Diving the Cape Peninsula and False Bay/Sunfish Pinnacle
A fairly large pinnacle on a rocky bottom on the way to Duiker Point from Hout Bay harbour, which has been picked up quite frequently on the echo sounders of dive boats passing over it. It has now been dived, and to some extent mapped. The site is quite pretty and should make a pleasant alternative site. Topography is rugged, with high vertical walls on two sides of the pinnacle.
- S34°02.475' E18°18.290' (pinnacle)
This site is in a Marine Protected Area (2004). A permit is not required. The site is entirely inside the Karbonkelberg Restricted zone.
The name "Sunfish Pinnacle" is derived from the oceanic sunfish Mola mola, one of which was seen at the site the weekend before the first recorded dive.
Maximum depth is about 26m to the south of the pinnacle. The top of the pinnacle is about 7m. The immediate vicinity of the base of the pinnacle is from 18 to 21m deep.

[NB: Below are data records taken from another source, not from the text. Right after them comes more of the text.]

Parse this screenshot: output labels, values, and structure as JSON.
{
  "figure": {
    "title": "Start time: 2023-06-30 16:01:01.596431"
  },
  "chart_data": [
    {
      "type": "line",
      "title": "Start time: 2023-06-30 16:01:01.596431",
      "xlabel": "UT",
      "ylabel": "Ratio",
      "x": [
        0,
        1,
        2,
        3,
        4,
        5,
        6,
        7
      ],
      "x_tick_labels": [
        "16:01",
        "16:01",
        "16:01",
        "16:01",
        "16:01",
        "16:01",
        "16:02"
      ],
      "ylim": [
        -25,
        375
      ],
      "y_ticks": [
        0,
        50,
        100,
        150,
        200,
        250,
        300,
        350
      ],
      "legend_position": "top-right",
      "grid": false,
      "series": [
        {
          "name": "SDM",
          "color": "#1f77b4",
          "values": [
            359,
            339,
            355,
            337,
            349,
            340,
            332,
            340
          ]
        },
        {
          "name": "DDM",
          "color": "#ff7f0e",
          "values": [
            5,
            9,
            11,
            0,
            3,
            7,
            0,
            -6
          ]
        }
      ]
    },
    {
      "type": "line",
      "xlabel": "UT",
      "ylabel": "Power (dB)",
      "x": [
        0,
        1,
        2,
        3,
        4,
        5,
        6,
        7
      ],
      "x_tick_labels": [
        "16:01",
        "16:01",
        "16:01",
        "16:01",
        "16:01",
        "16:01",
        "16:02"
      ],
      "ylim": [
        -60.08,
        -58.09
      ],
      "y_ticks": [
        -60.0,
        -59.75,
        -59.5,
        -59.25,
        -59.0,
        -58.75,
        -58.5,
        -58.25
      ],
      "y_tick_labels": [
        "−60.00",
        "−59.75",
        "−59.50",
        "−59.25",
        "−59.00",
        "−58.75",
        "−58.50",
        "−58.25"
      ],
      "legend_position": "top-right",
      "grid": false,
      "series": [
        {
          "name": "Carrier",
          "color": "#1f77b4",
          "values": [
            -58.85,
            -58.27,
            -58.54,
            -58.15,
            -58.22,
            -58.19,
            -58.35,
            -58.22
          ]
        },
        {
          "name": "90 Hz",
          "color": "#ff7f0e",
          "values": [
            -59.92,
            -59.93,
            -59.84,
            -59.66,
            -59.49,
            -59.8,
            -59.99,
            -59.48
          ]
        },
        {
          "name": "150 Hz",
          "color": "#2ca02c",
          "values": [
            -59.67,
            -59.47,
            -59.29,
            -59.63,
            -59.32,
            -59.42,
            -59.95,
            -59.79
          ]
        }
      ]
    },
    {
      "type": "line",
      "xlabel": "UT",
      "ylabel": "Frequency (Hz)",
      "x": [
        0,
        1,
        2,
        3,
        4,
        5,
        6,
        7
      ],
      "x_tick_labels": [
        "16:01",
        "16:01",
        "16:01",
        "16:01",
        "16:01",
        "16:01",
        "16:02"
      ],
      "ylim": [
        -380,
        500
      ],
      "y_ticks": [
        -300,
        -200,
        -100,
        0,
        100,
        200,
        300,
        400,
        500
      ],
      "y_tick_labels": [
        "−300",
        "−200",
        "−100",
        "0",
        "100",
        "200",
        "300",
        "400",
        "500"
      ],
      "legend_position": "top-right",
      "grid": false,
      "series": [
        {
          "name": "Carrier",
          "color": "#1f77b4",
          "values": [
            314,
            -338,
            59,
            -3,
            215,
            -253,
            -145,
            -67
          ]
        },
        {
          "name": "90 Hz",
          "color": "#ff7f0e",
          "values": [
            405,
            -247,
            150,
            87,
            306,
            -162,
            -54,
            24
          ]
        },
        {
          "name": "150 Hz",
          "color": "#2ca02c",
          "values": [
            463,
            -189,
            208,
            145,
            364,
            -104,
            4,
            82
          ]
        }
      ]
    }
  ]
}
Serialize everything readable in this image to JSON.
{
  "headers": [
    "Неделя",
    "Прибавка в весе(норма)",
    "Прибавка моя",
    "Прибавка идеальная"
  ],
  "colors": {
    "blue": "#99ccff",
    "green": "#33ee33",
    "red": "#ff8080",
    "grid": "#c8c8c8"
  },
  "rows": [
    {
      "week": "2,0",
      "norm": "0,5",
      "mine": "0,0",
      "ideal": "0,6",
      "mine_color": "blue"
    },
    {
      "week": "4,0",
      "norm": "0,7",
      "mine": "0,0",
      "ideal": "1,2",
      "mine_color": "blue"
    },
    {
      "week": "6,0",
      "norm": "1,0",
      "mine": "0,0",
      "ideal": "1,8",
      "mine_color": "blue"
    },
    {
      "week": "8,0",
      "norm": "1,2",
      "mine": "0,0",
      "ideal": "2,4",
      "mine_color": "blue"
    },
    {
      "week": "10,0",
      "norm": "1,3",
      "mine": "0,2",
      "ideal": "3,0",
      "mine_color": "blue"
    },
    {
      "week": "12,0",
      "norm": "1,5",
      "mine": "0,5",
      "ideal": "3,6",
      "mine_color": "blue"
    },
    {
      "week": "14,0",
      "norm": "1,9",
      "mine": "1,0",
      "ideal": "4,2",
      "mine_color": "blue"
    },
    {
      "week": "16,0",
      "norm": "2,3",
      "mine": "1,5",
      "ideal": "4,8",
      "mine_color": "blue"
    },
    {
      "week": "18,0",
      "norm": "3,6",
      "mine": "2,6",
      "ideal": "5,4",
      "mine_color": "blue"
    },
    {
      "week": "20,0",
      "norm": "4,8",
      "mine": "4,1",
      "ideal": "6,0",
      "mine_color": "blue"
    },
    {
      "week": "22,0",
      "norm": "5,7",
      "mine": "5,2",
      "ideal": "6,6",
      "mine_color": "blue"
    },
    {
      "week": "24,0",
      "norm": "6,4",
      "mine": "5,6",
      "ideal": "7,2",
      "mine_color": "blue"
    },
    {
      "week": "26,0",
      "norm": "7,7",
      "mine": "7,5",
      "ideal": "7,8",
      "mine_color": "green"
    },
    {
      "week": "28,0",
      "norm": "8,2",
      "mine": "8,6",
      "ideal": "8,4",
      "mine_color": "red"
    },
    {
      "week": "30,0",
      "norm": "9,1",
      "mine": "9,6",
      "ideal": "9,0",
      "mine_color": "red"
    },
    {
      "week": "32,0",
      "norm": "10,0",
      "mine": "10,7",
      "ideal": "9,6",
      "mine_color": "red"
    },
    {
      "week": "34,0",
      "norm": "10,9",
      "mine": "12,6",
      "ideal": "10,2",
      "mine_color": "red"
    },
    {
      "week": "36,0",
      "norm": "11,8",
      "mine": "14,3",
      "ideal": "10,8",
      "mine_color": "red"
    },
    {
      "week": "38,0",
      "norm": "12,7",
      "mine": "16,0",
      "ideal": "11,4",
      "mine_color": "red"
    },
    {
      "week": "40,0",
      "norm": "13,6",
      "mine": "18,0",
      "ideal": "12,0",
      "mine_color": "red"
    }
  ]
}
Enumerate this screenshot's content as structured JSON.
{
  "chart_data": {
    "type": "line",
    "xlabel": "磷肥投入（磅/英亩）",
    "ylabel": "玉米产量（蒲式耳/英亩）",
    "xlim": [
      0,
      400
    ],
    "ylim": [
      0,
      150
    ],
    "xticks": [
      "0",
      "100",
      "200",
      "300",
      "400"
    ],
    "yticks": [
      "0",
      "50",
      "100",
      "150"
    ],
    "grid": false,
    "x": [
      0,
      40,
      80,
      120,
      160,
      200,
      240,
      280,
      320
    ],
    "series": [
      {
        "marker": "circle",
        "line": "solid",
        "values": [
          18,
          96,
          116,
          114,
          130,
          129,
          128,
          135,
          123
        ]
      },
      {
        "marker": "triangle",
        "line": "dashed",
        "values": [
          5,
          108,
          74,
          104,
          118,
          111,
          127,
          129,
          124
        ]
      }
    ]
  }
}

Like other sites in this area, the visibility is usually best shortly after or during south easterly winds, which bring up cleare, cold waters, but then often reduces again due to plankton bloom.
A large pinnacle, about 60m east-west and 30m north-south, with a rounded top at 7m, and split by a deep narrow crack running north south, with a shallower and narrower crack crossing it from east to west. The north and east faces are nearly vertical from around 10m down to nearly 18m. The south and west sides are less vertical, particularly the south side, which steps down over a few metres. To the north there is a fairly large boulder with quite a narrow gap to the pinnacle, and north of that a gulley at about 20m with another outcrop to the north several metres high. The reef to the south west is deeper, and gets down to 26m within a moderate distance. To the north west at a distance of about 50m there is an extensive patch of sand, separating the Sunfish Pinnacle from the reefs of Star Wall to Kanobi's Wall.
Geology: Pre-Cambrian granite corestones of the Peninsula pluton.
The site is exposed to south westerly swell and winds, so should be dived when the swell is low, and is often good in south easterly winds.
The site is usually at it's best in summer but there are also occasional opportunities at other times of the year
This is an area which sometimes has upwellings of cold clear water, caused by south easterly winds, resulting in good visibility for a few days until the sunlight and nutrients cause a plankton bloom, reducing the visibility again.
Boat access only. The site is about (distance)km from the slipway at Hout Bay harbour
The top and upper sides of the pinnacle are covered by a forest of Laminaria kelp. The near vertical faces of the sides of the pinnacle and the deep narrow cracks are covered with an assortment of sponges, noble corals, soft corals, sea fans, false corals and hydroids. Sumo crabs and basket stars have been seen.
The site is fairly small. The whole pinnacle can be comprehensively visited on a single dive.
The site is on the route that small craft take between Hout Bay and Duiker Point. There is a slightly higher than usual risk of being run down by a boat if you surface without warning.
The ability to deploy a DSMB is recommended.
Dry suit recommended as this area is usually cold. Each group should carry and deploy a DSMB if there is any chance of surfacing away from the shot line, so that boat traffic can see where you are surfacing.